You can share this post on social media of your choice by clicking these icons:
You can subscribe to this blog's daily email here.
And if you would like to support this blog you can, here:
It has long been the view of big business and the Big 4 that tax is a cost to be managed like any other. The ethos is that tax is therefore the same as paper clips. And therein is the issue. Paying tax (and the right amount, at the right time etc etc) should be the below the line cost of the right to do business in a jurisdiction. That’s what needs to be shouted from the roof tops, and I know you are doing just that.
Tax is, of course, a distribution to society
Few recognise that
“Businesses making use of the tax reliefs the government makes available to them is called tax management.”
I think you regard that as tax compliance, don’t you Richard? And I would suggest that, based on comment in the last few weeks, most people do NOT know the difference between tax planning, tax avoidance and tax evasion.
No – this is deliberate obfuscation designed to achieve the outcome you describe
Hi Richard
I was at the CBI event yesterday morning and suggest that your quote above is not representative of what John Cridland said nor of the two CBI documents that have been produced reporting on “Tax and British business – making the case”.
Indeed the main CBI report does contain pretty much the condemnation you seek re abusive tax arrangements being ‘repugnant’. And John Cridland pretty much said this during his speech too.

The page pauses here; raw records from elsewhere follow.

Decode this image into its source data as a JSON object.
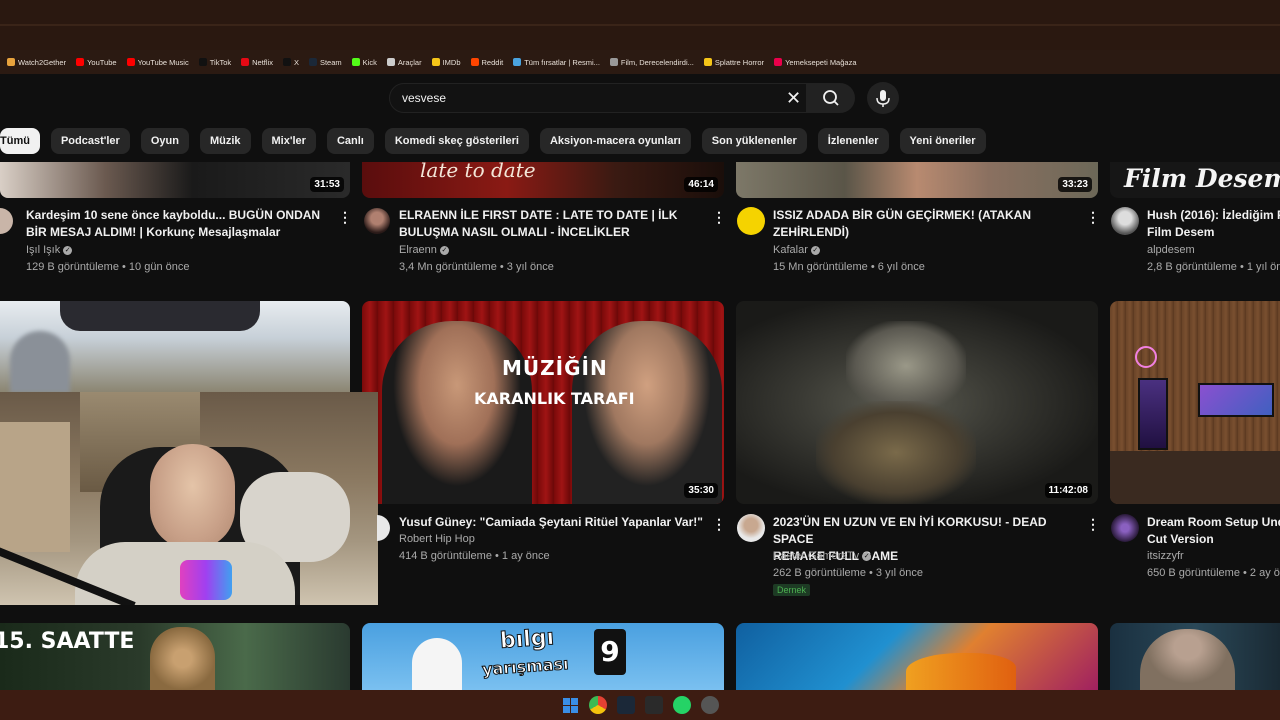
{
  "bookmarks": [
    {
      "label": "Watch2Gether",
      "color": "#e8a33d"
    },
    {
      "label": "YouTube",
      "color": "#ff0000"
    },
    {
      "label": "YouTube Music",
      "color": "#ff0000"
    },
    {
      "label": "TikTok",
      "color": "#111111"
    },
    {
      "label": "Netflix",
      "color": "#e50914"
    },
    {
      "label": "X",
      "color": "#111111"
    },
    {
      "label": "Steam",
      "color": "#1b2838"
    },
    {
      "label": "Kick",
      "color": "#53fc18"
    },
    {
      "label": "Araçlar",
      "color": "#cccccc"
    },
    {
      "label": "IMDb",
      "color": "#f5c518"
    },
    {
      "label": "Reddit",
      "color": "#ff4500"
    },
    {
      "label": "Tüm fırsatlar | Resmi...",
      "color": "#4aa3df"
    },
    {
      "label": "Film, Derecelendirdi...",
      "color": "#999999"
    },
    {
      "label": "Splattre Horror",
      "color": "#f5c518"
    },
    {
      "label": "Yemeksepeti Mağaza",
      "color": "#ea004b"
    }
  ],
  "search": {
    "value": "vesvese"
  },
  "chips": [
    "Tümü",
    "Podcast'ler",
    "Oyun",
    "Müzik",
    "Mix'ler",
    "Canlı",
    "Komedi skeç gösterileri",
    "Aksiyon-macera oyunları",
    "Son yüklenenler",
    "İzlenenler",
    "Yeni öneriler"
  ],
  "row1": [
    {
      "duration": "31:53",
      "title1": "Kardeşim 10 sene önce kayboldu... BUGÜN ONDAN",
      "title2": "BİR MESAJ ALDIM! | Korkunç Mesajlaşmalar",
      "channel": "Işıl Işık",
      "meta": "129 B görüntüleme • 10 gün önce"
    },
    {
      "duration": "46:14",
      "title1": "ELRAENN İLE FIRST DATE : LATE TO DATE | İLK",
      "title2": "BULUŞMA NASIL OLMALI - İNCELİKLER",
      "channel": "Elraenn",
      "meta": "3,4 Mn görüntüleme • 3 yıl önce"
    },
    {
      "duration": "33:23",
      "title1": "ISSIZ ADADA BİR GÜN GEÇİRMEK! (ATAKAN",
      "title2": "ZEHİRLENDİ)",
      "channel": "Kafalar",
      "meta": "15 Mn görüntüleme • 6 yıl önce"
    },
    {
      "duration": "",
      "title1": "Hush (2016): İzlediğim F",
      "title2": "Film Desem",
      "channel": "alpdesem",
      "meta": "2,8 B görüntüleme • 1 yıl ön"
    }
  ],
  "row1_thumb_text": {
    "t2": "late to date",
    "t4": "Film Desem"
  },
  "row2": [
    {
      "duration": "",
      "title1": "",
      "title2": "",
      "channel": "",
      "meta": ""
    },
    {
      "duration": "35:30",
      "title1": "Yusuf Güney: \"Camiada Şeytani Ritüel Yapanlar Var!\"",
      "title2": "",
      "channel": "Robert Hip Hop",
      "meta": "414 B görüntüleme • 1 ay önce"
    },
    {
      "duration": "11:42:08",
      "title1": "2023'ÜN EN UZUN VE EN İYİ KORKUSU! - DEAD SPACE",
      "title2": "REMAKE FULL GAME",
      "channel": "Easter GamersTv",
      "meta": "262 B görüntüleme • 3 yıl önce",
      "badge": "Dernek"
    },
    {
      "duration": "",
      "title1": "Dream Room Setup Und",
      "title2": "Cut Version",
      "channel": "itsizzyfr",
      "meta": "650 B görüntüleme • 2 ay ön"
    }
  ],
  "row2_thumb_text": {
    "line1": "MÜZİĞİN",
    "line2": "KARANLIK TARAFI"
  },
  "row3_thumb_text": {
    "t1": "15. SAATTE",
    "t2a": "bılgı",
    "t2b": "yarışması",
    "t2c": "9"
  },
  "taskbar": [
    {
      "name": "windows-start-icon",
      "color": "#3a8ee6"
    },
    {
      "name": "chrome-icon",
      "color": "#e34133"
    },
    {
      "name": "steam-icon",
      "color": "#1b2838"
    },
    {
      "name": "epic-icon",
      "color": "#2a2a2a"
    },
    {
      "name": "whatsapp-icon",
      "color": "#25d366"
    },
    {
      "name": "app-icon",
      "color": "#555555"
    }
  ]
}
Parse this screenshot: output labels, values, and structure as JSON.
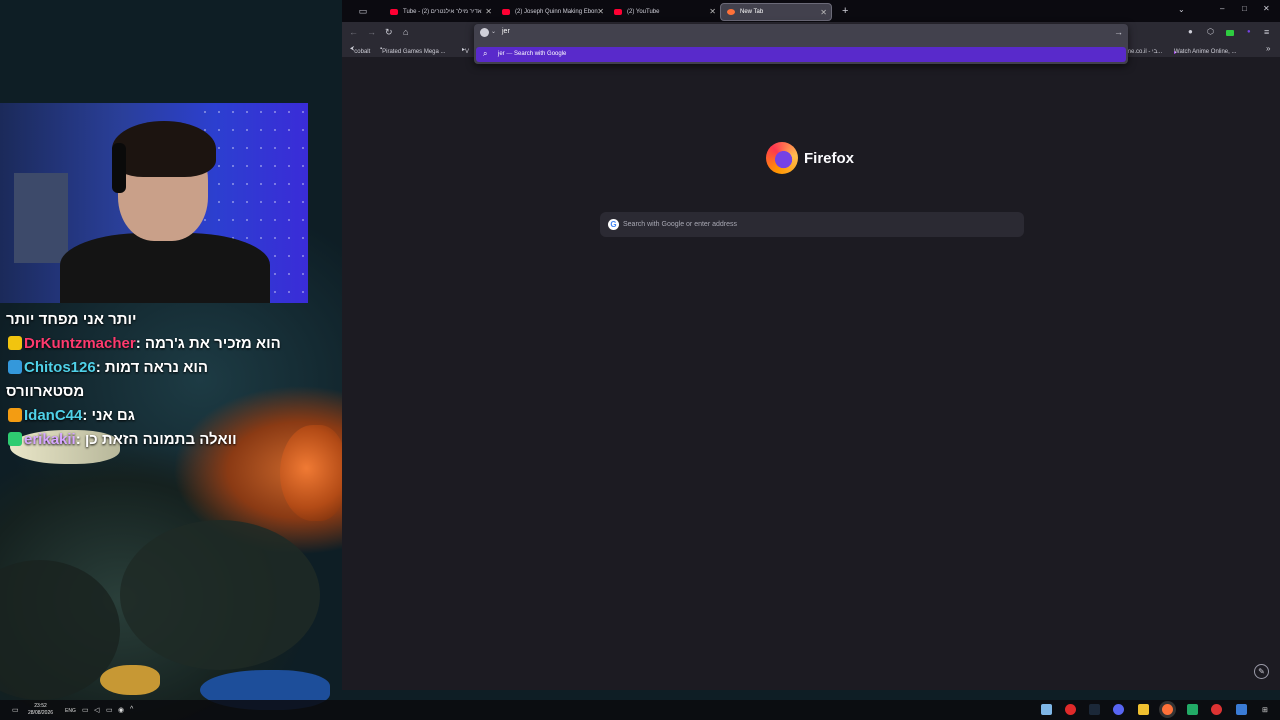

I quote from p9 of the main (20 page) summary:
“Rooting out abusive arrangements and evasion
– Tax evasion – not declaring taxable income that is due – is rightly illegal
– Abusive arrangements are those which are hughly artificial, with no commercial purpose
– These abusive arrangements are unaccceptable”
and
“In order to understand what tax management is and how it is a
positive part of the way that the government operates and uses the
tax system, it is vital to distinguish it from abusive arrangements
and evasion.
Quite simply, anyone who evades tax by not declaring
taxable income is involved in criminal behaviour. Similarly, where
companies and their advisers devise or implement abusive
arrangements that are legal, the CBI believes these should be
tested by HMRC to the full. But all of this is very different to
responsible tax management.
It is therefore wrong to brand all tax management as ‘abusive’. Tax
management is necessary and indeed often encouraged by the
government. The majority of businesses seek only to reach a clear
and certain outcome in the taxes they pay, while satisfying
stakeholders that they have been thorough in applying all reliefs
and allowances made available by law, so that they do not pay
more than they are legally obliged to. This is no different from the
attitude of most taxpayers — pay the tax due.”
In his speech (the text of which is available on the CBI site) he went further and said:
“We need to distinguish between legitimate, necessary tax management and abusive arrangements to avoid tax”
and
“I want to ensure you are left with the indelible impression that evasive or abusive arrangements are not – and will never be – tolerated by responsible business.”
I don’t expect for one moment that you will agree with all that the CBI report contains…….
Mark
I coped those straight from the CBI web site
They were their highlights
And Cridland has to justify the secrecy in almost all tax havens now – used by vast numbers of his members
He says it’s abusive
Richard
Many points were highlighted. You challenged him to criticise morally repugnant tax avoidance although he and the CBI clearly have done.
Going back to your first point above:
You said: “No one I knows peddles that myth. People well know the difference bewteen avoidance and evasion. No one suggests large companies are evading.”
To which I would respond that perhaps you don’t know everyone who is commenting on such issues. 😉
I certainly have heard and read such views expressed many times across the media, blogoshere and in the twitterverse. So NOT a myth, just something that perhaps you have not encountered. So again, on this point your criticism of John Cridland’s comments is inappropriate in my view.
Mark
You’rte now desc ending into the simple ranks of the gullible
The CBI says secrecy is unacceptable – and define its absence as being a TIEA. France recently explained that despite the enormous problems of raising TIEA requests – the impediments to asking are enormous – it has done so about 200 times and in 70% of cases tax havens don’t reply. It’s pruse sophistry – gross misinformation – or blatant dissembling to say that’s transaprency – and you should know it.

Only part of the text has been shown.